Secure Boot is the functionality that, in theory, would prevent the installation of uncertified and potentially malicious versions of an operating system behind the user’s back. While a logical and in fact desirable security measure, it has become a stumbling block for those who would want to install some other operating system that was not intended by the OEM, like Linux, BSD, or even something like Hackintosh. In Windows 8, Microsoft actually mandated that OEMs who want to put a “Designed for Windows 8” sticker on their product must allow users to turn of Secure Boot, which gave such users some relief.
A slide from Microsoft, however, would seem to imply that it will no longer coerce OEMs to do so. While it isn’t exactly saying that OEM should not allow users to turn off Secure Boot, it is making it optional, leaving the decision to the OEM. Mobile devices have it worse, though, with Microsoft actually requiring OEMs to disallow turning it off at all. While it’s optional for desktops, OEMs are likely to take the route of least resistance, which means they will exclude that switch to turn Secure Boot off.

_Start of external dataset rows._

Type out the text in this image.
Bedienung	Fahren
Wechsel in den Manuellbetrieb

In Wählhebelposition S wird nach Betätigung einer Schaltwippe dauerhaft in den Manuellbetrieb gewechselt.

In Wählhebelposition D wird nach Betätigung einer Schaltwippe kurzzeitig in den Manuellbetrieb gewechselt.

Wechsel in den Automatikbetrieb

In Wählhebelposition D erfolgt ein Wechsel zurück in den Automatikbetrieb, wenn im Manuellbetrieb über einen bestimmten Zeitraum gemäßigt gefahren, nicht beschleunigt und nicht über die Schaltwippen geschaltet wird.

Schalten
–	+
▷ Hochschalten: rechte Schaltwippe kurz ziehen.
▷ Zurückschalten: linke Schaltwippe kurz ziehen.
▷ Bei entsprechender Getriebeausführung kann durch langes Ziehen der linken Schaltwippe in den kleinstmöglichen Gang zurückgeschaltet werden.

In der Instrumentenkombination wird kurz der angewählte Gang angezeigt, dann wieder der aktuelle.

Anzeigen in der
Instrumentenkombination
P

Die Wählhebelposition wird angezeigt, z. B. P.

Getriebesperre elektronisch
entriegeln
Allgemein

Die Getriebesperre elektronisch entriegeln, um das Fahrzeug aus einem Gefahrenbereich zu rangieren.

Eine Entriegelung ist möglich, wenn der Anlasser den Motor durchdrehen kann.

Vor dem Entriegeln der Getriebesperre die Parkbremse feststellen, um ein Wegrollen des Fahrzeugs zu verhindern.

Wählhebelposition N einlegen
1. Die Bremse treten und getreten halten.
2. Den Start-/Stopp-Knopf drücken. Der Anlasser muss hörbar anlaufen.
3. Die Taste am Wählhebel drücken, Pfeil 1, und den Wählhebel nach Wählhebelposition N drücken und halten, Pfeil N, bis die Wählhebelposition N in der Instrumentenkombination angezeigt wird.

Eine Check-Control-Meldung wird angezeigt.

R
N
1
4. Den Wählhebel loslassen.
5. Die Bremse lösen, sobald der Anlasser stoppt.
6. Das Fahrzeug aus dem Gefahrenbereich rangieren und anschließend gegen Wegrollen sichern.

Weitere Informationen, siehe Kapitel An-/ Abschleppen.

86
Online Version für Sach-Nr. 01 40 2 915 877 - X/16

Of course, it’s not exactly surprising that Microsoft wouldn’t bend over backwards to support operating systems other than its own, and there has been already some worries back in Windows 8 that Microsoft would actually actively block the installation of Linux and such. The problem, however, is that the hardware “Designed for Windows 10” would also be hardware that owners would like to install Linux on. Now the burden and the blame of locking out such users will be on hardware vendors.
That said, it’s not completely gloom and doom for Linux users. Some Linux flavors, like Ubuntu and Fedora, already have ways to install and work on computers even with Secure Boot enabled. That, however, still leaves out the dozens of Linux distributions that don’t have access to such signatures.